MA DA QUANDO UN MAFIOSO URLA UNA MINACCIA DEL GENERE DA UNA CELLA PRESIDIATA DAGLI AGENTI? IL PROCURATORE CAPO DI PALERMO NON SOLO NON CONFERMA LA NOTIZIA MA PARLA ANCHE DI UN ASSIST AD Entità ESTERNE A COSA NOSTRA
Con tutto il rispetto per chi l’ha scritta, ci lascia molto perplessi la notizia secondo la quale Totò Riina, avrebbe minacciato di morte il Pm di Palermo, Nino Di Matteo, dal carcere, ad alta voce. “Di Matteo deve morire. E con lui tutti i pm della trattativa, mi stanno facendo impazzire” avrebbe urlato Riina ad un compagno di carcere. E ancora: “Quelli lì devono morire, fosse l’ultima cosa che faccio”. Minacce che avrebbe sentito, secondo quanto scrive La Repubblica, un agente della polizia penitenziaria.

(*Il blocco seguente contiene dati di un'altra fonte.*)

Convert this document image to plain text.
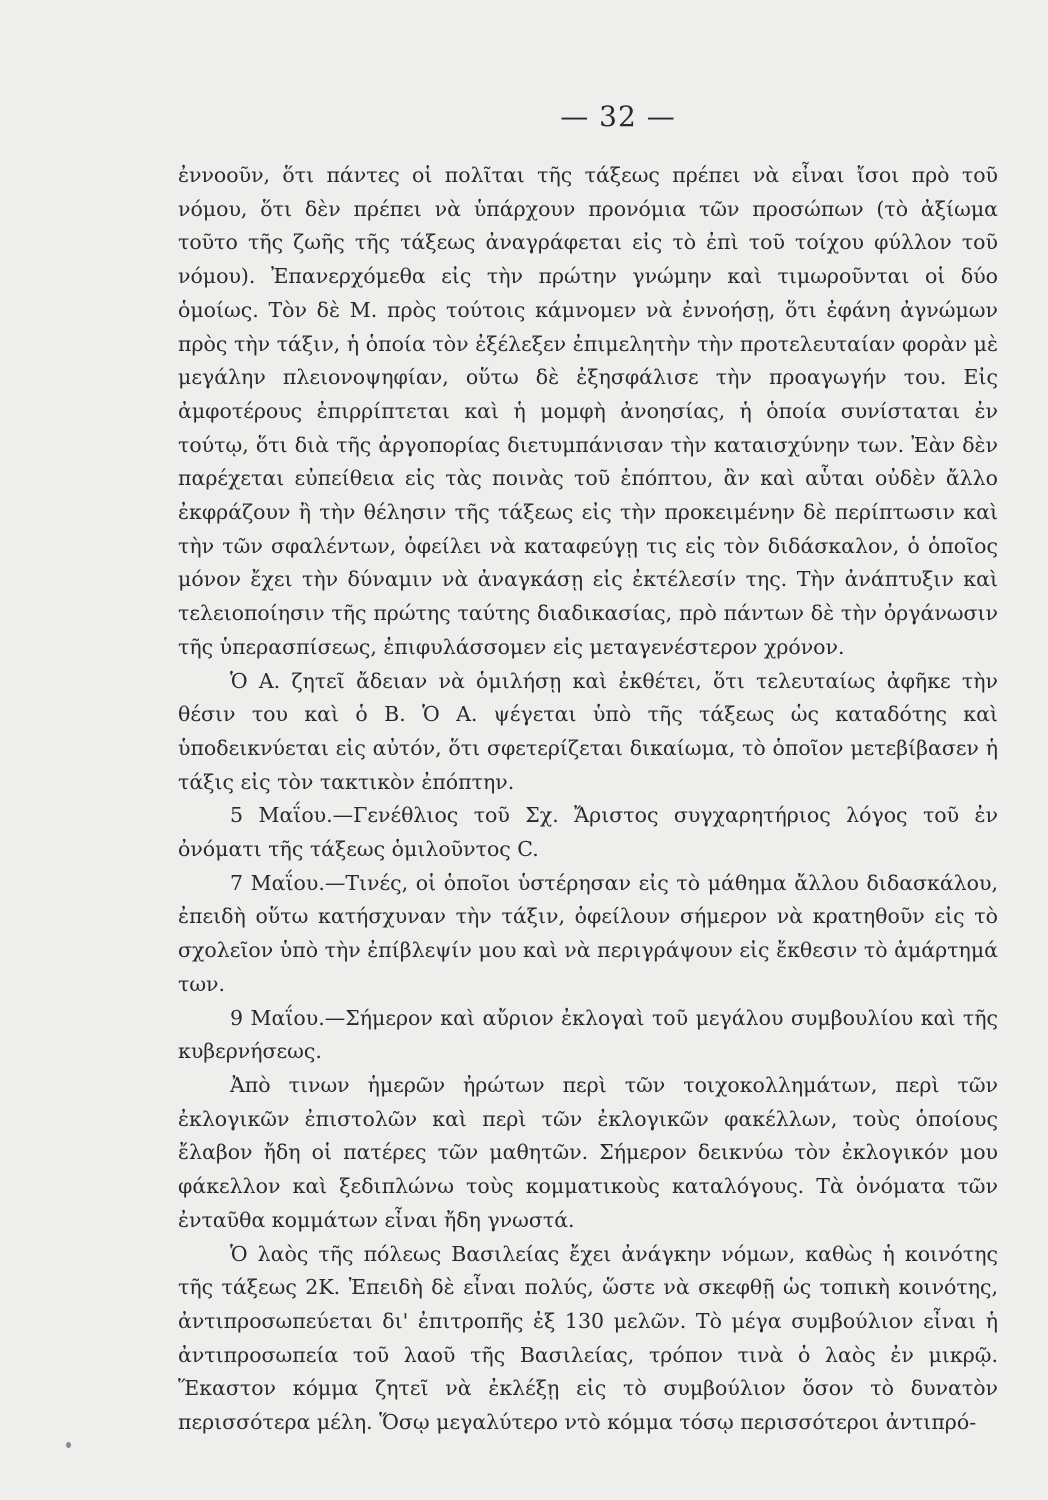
— 32 —

ἐννοοῦν, ὅτι πάντες οἱ πολῖται τῆς τάξεως πρέπει νὰ εἶναι ἴσοι πρὸ τοῦ νόμου, ὅτι δὲν πρέπει νὰ ὑπάρχουν προνόμια τῶν προσώπων (τὸ ἀξίωμα τοῦτο τῆς ζωῆς τῆς τάξεως ἀναγράφεται εἰς τὸ ἐπὶ τοῦ τοίχου φύλλον τοῦ νόμου). Ἐπανερχόμεθα εἰς τὴν πρώτην γνώμην καὶ τιμωροῦνται οἱ δύο ὁμοίως. Τὸν δὲ Μ. πρὸς τούτοις κάμνομεν νὰ ἐννοήσῃ, ὅτι ἐφάνη ἀγνώμων πρὸς τὴν τάξιν, ἡ ὁποία τὸν ἐξέλεξεν ἐπιμελητὴν τὴν προτελευταίαν φορὰν μὲ μεγάλην πλειονοψηφίαν, οὕτω δὲ ἐξησφάλισε τὴν προαγωγήν του. Εἰς ἀμφοτέρους ἐπιρρίπτεται καὶ ἡ μομφὴ ἀνοησίας, ἡ ὁποία συνίσταται ἐν τούτῳ, ὅτι διὰ τῆς ἀργοπορίας διετυμπάνισαν τὴν καταισχύνην των. Ἐὰν δὲν παρέχεται εὐπείθεια εἰς τὰς ποινὰς τοῦ ἐπόπτου, ἂν καὶ αὗται οὐδὲν ἄλλο ἐκφράζουν ἢ τὴν θέλησιν τῆς τάξεως εἰς τὴν προκειμένην δὲ περίπτωσιν καὶ τὴν τῶν σφαλέντων, ὀφείλει νὰ καταφεύγῃ τις εἰς τὸν διδάσκαλον, ὁ ὁποῖος μόνον ἔχει τὴν δύναμιν νὰ ἀναγκάσῃ εἰς ἐκτέλεσίν της. Τὴν ἀνάπτυξιν καὶ τελειοποίησιν τῆς πρώτης ταύτης διαδικασίας, πρὸ πάντων δὲ τὴν ὀργάνωσιν τῆς ὑπερασπίσεως, ἐπιφυλάσσομεν εἰς μεταγενέστερον χρόνον.

Ὁ Α. ζητεῖ ἄδειαν νὰ ὁμιλήσῃ καὶ ἐκθέτει, ὅτι τελευταίως ἀφῆκε τὴν θέσιν του καὶ ὁ Β. Ὁ Α. ψέγεται ὑπὸ τῆς τάξεως ὡς καταδότης καὶ ὑποδεικνύεται εἰς αὐτόν, ὅτι σφετερίζεται δικαίωμα, τὸ ὁποῖον μετεβίβασεν ἡ τάξις εἰς τὸν τακτικὸν ἐπόπτην.

5 Μαΐου.—Γενέθλιος τοῦ Σχ. Ἄριστος συγχαρητήριος λόγος τοῦ ἐν ὀνόματι τῆς τάξεως ὁμιλοῦντος C.

7 Μαΐου.—Τινές, οἱ ὁποῖοι ὑστέρησαν εἰς τὸ μάθημα ἄλλου διδασκάλου, ἐπειδὴ οὕτω κατήσχυναν τὴν τάξιν, ὀφείλουν σήμερον νὰ κρατηθοῦν εἰς τὸ σχολεῖον ὑπὸ τὴν ἐπίβλεψίν μου καὶ νὰ περιγράψουν εἰς ἔκθεσιν τὸ ἁμάρτημά των.

9 Μαΐου.—Σήμερον καὶ αὔριον ἐκλογαὶ τοῦ μεγάλου συμβουλίου καὶ τῆς κυβερνήσεως.

Ἀπὸ τινων ἡμερῶν ἠρώτων περὶ τῶν τοιχοκολλημάτων, περὶ τῶν ἐκλογικῶν ἐπιστολῶν καὶ περὶ τῶν ἐκλογικῶν φακέλλων, τοὺς ὁποίους ἔλαβον ἤδη οἱ πατέρες τῶν μαθητῶν. Σήμερον δεικνύω τὸν ἐκλογικόν μου φάκελλον καὶ ξεδιπλώνω τοὺς κομματικοὺς καταλόγους. Τὰ ὀνόματα τῶν ἐνταῦθα κομμάτων εἶναι ἤδη γνωστά.

Ὁ λαὸς τῆς πόλεως Βασιλείας ἔχει ἀνάγκην νόμων, καθὼς ἡ κοινότης τῆς τάξεως 2Κ. Ἐπειδὴ δὲ εἶναι πολύς, ὥστε νὰ σκεφθῇ ὡς τοπικὴ κοινότης, ἀντιπροσωπεύεται δι' ἐπιτροπῆς ἐξ 130 μελῶν. Τὸ μέγα συμβούλιον εἶναι ἡ ἀντιπροσωπεία τοῦ λαοῦ τῆς Βασιλείας, τρόπον τινὰ ὁ λαὸς ἐν μικρῷ. Ἕκαστον κόμμα ζητεῖ νὰ ἐκλέξῃ εἰς τὸ συμβούλιον ὅσον τὸ δυνατὸν περισσότερα μέλη. Ὅσῳ μεγαλύτερο ντὸ κόμμα τόσῳ περισσότεροι ἀντιπρό-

Da cosa nasce la perplessità? Avete mai visto un mafioso urlare una minaccia del genere per farsi sentire dai poliziotti? O confidarla al primo carcerato con cui si trova a parlare? Avete mai visto una mafioso che rivela i suoi intenti criminosi in una cella presidiata dagli agenti? Mah…

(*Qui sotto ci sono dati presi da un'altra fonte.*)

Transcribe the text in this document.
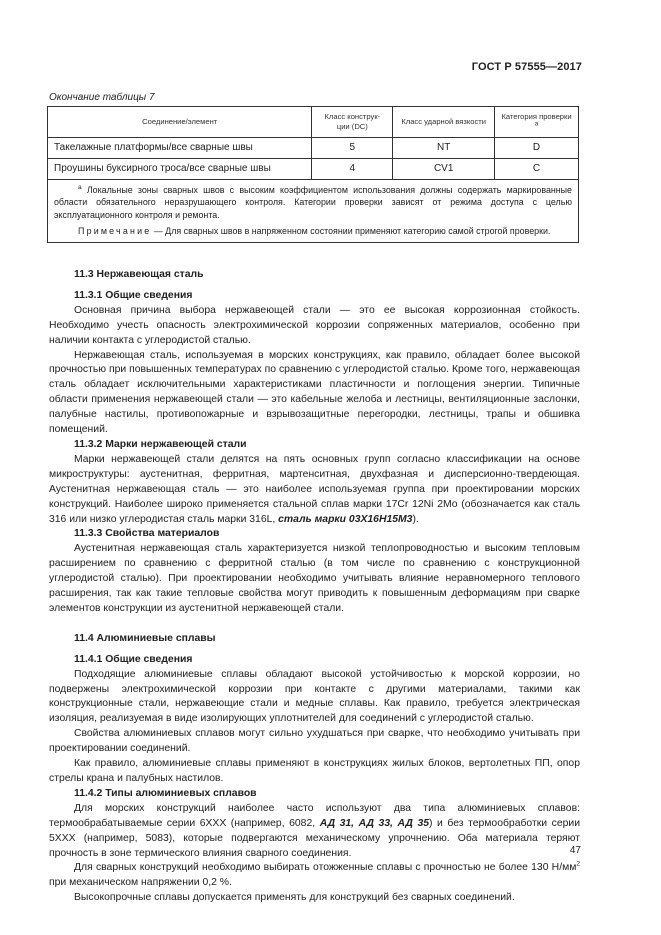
ГОСТ Р 57555—2017
Окончание таблицы 7
Соединение/элемент	Класс конструк-ции (DC)	Класс ударной вязкости	Категория проверки $^а$
Такелажные платформы/все сварные швы	5	NT	D
Проушины буксирного троса/все сварные швы	4	CV1	C

$^а$ Локальные зоны сварных швов с высоким коэффициентом использования должны содержать маркированные области обязательного неразрушающего контроля. Категории проверки зависят от режима доступа с целью эксплуатационного контроля и ремонта.

Примечание — Для сварных швов в напряженном состоянии применяют категорию самой строгой проверки.			

11.3 Нержавеющая сталь

11.3.1 Общие сведения

Основная причина выбора нержавеющей стали — это ее высокая коррозионная стойкость. Необходимо учесть опасность электрохимической коррозии сопряженных материалов, особенно при наличии контакта с углеродистой сталью.

Нержавеющая сталь, используемая в морских конструкциях, как правило, обладает более высокой прочностью при повышенных температурах по сравнению с углеродистой сталью. Кроме того, нержавеющая сталь обладает исключительными характеристиками пластичности и поглощения энергии. Типичные области применения нержавеющей стали — это кабельные желоба и лестницы, вентиляционные заслонки, палубные настилы, противопожарные и взрывозащитные перегородки, лестницы, трапы и обшивка помещений.

11.3.2 Марки нержавеющей стали

Марки нержавеющей стали делятся на пять основных групп согласно классификации на основе микроструктуры: аустенитная, ферритная, мартенситная, двухфазная и дисперсионно-твердеющая. Аустенитная нержавеющая сталь — это наиболее используемая группа при проектировании морских конструкций. Наиболее широко применяется стальной сплав марки 17Cr 12Ni 2Mo (обозначается как сталь 316 или низко углеродистая сталь марки 316L, сталь марки 03Х16Н15М3).

11.3.3 Свойства материалов

Аустенитная нержавеющая сталь характеризуется низкой теплопроводностью и высоким тепловым расширением по сравнению с ферритной сталью (в том числе по сравнению с конструкционной углеродистой сталью). При проектировании необходимо учитывать влияние неравномерного теплового расширения, так как такие тепловые свойства могут приводить к повышенным деформациям при сварке элементов конструкции из аустенитной нержавеющей стали.

11.4 Алюминиевые сплавы

11.4.1 Общие сведения

Подходящие алюминиевые сплавы обладают высокой устойчивостью к морской коррозии, но подвержены электрохимической коррозии при контакте с другими материалами, такими как конструкционные стали, нержавеющие стали и медные сплавы. Как правило, требуется электрическая изоляция, реализуемая в виде изолирующих уплотнителей для соединений с углеродистой сталью.

Свойства алюминиевых сплавов могут сильно ухудшаться при сварке, что необходимо учитывать при проектировании соединений.

Как правило, алюминиевые сплавы применяют в конструкциях жилых блоков, вертолетных ПП, опор стрелы крана и палубных настилов.

11.4.2 Типы алюминиевых сплавов

Для морских конструкций наиболее часто используют два типа алюминиевых сплавов: термообрабатываемые серии 6XXX (например, 6082, АД 31, АД 33, АД 35) и без термообработки серии 5XXX (например, 5083), которые подвергаются механическому упрочнению. Оба материала теряют прочность в зоне термического влияния сварного соединения.

Для сварных конструкций необходимо выбирать отожженные сплавы с прочностью не более 130 $Н/мм^2$ при механическом напряжении 0,2 %.

Высокопрочные сплавы допускается применять для конструкций без сварных соединений.

47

Se è vera questa notizia, l’ipotesi più probabile è che sia impazzito.
In ogni caso, pur non sottovalutando il rischio a cui è sottoposto Di Matteo per il suo ruolo nell’inchiesta trattativa Stato-mafia (a luglio sono state portate al massimo le misure di sicurezza per proteggerlo) il Procuratore Capo di Palermo, Francesco Messineo, esclude l’ipotesi di un suo trasferimento in una località segreta:
“Non c’e’ nessuna seria prospettiva di trasferire il pm Nino Di Matteo, che ha un adeguato sistema di protezione che gli consente una normale vita di relazione e professionale . Il livello di protezione – ha aggiunto – e’ gia’ adeguatamente alto. Caso mai ci potrebbero essere i ripensamenti sulle misure di sicurezza degli altri magistrati che indagano sulla trattativa“.

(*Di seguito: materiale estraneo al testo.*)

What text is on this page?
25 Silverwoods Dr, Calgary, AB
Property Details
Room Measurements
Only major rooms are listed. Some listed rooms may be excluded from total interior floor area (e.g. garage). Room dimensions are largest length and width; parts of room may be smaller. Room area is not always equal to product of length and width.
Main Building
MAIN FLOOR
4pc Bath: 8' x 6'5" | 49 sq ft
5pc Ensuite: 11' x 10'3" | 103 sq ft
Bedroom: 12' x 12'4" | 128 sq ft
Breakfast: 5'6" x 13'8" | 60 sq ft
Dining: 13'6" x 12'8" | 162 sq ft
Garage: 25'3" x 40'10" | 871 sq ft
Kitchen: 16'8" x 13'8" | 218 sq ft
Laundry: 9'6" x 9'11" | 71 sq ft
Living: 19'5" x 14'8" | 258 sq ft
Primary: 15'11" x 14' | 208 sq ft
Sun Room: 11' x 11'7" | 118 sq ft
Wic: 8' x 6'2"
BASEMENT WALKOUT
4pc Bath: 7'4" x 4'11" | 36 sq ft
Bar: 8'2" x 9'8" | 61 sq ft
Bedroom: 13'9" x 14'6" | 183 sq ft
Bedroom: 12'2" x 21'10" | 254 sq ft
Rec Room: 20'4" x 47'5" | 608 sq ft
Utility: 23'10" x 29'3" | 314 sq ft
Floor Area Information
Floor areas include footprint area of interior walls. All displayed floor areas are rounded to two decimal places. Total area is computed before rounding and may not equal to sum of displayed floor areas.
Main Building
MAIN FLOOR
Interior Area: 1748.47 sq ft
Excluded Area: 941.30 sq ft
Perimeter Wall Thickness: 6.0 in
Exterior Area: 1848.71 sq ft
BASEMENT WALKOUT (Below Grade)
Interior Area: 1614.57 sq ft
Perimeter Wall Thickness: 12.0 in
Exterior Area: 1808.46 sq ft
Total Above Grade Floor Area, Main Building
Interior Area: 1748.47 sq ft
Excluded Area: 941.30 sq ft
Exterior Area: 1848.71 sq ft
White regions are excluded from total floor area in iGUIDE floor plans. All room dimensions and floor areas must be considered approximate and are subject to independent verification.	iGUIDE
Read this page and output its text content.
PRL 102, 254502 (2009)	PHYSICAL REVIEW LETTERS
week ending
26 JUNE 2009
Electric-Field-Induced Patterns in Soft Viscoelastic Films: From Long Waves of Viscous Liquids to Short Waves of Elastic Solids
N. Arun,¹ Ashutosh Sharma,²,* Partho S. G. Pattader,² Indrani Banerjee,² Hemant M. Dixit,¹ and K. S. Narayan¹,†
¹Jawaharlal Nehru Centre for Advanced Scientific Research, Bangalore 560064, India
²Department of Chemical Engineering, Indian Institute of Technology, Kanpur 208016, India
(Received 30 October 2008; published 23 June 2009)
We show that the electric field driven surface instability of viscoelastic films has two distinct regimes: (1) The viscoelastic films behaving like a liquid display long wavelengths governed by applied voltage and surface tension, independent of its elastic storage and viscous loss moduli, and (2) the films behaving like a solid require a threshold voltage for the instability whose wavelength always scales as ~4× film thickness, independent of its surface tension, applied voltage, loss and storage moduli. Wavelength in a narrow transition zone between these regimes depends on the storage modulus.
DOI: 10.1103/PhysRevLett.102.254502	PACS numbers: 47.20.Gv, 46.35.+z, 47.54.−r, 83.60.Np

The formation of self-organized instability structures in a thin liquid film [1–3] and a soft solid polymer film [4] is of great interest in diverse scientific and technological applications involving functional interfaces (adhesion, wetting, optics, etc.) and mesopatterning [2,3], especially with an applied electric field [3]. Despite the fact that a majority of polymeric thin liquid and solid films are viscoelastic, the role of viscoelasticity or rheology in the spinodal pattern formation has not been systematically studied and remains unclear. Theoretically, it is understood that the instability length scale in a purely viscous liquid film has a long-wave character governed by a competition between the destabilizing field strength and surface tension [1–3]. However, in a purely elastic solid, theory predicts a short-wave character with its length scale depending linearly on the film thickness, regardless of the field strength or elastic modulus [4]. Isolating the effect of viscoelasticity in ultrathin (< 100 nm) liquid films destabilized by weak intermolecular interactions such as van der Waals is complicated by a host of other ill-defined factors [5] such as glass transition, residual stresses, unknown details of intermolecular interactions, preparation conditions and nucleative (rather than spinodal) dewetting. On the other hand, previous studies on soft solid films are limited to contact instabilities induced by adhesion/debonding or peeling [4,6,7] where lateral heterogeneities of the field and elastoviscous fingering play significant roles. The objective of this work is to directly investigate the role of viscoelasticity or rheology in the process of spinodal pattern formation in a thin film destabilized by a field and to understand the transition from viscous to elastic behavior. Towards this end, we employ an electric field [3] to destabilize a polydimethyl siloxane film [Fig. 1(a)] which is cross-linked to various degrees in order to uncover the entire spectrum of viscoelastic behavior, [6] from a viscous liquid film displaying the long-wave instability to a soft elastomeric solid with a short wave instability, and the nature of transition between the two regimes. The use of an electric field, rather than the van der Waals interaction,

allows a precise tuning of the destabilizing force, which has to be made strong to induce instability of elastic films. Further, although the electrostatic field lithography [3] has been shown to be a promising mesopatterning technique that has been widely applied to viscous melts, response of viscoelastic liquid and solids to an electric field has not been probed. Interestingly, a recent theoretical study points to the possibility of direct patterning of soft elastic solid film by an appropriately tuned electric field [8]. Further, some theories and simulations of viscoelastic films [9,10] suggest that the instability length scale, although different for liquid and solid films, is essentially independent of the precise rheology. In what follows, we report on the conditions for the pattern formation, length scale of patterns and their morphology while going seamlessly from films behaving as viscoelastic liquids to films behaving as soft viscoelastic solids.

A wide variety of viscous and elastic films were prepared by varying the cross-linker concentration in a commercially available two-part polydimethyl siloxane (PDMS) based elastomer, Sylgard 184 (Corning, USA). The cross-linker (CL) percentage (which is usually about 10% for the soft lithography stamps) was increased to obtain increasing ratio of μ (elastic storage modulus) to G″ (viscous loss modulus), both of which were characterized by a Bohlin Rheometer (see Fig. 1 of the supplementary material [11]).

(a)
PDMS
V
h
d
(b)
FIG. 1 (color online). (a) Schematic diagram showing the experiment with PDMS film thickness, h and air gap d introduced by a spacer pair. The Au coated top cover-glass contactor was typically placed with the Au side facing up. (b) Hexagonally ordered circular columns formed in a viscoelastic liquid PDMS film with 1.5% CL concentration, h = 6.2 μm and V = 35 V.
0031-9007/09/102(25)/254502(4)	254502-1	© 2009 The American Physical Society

Insomma, Messineo parla, e non è il solo e non è la prima volta, di un’aria assai brutta per i magistrati impegnati sul fronte della trattativa Stato-mafia. Ma, a preoccuparlo non sembrano le presunte minacce di Riina, o quantomeno non solo. Tant’è che le mette in dubbio:
“Ammesso che siano vere, queste minacce sembrerebbero una chiamata alle armi che il boss fa ai suoi contro i magistrati che svolgono questa inchiesta e sono visti come ostili”. La notizia, se fosse vera, ha aggiunto Messineo, doveva comunque rimanere segreta. Anche perché, aggiungiamo noi, una chiamata alle armi non è tale se non viene comunicata a nessuno.
Il Procuratore Capo di Palermo, aggiunge, in una intervista al Tg3 una riflessione più inquietante: “Potrebbe anche essere un assist ad entità diverse da Cosa Nostra che pensano a nuove stragi”.
L’unica cosa certa è che, con ogni probabilità, per Messineo i segnali preoccupanti sono altri. E, anche questa presunta fuga di notizia vera o falsa che sia, così cristallina, non è.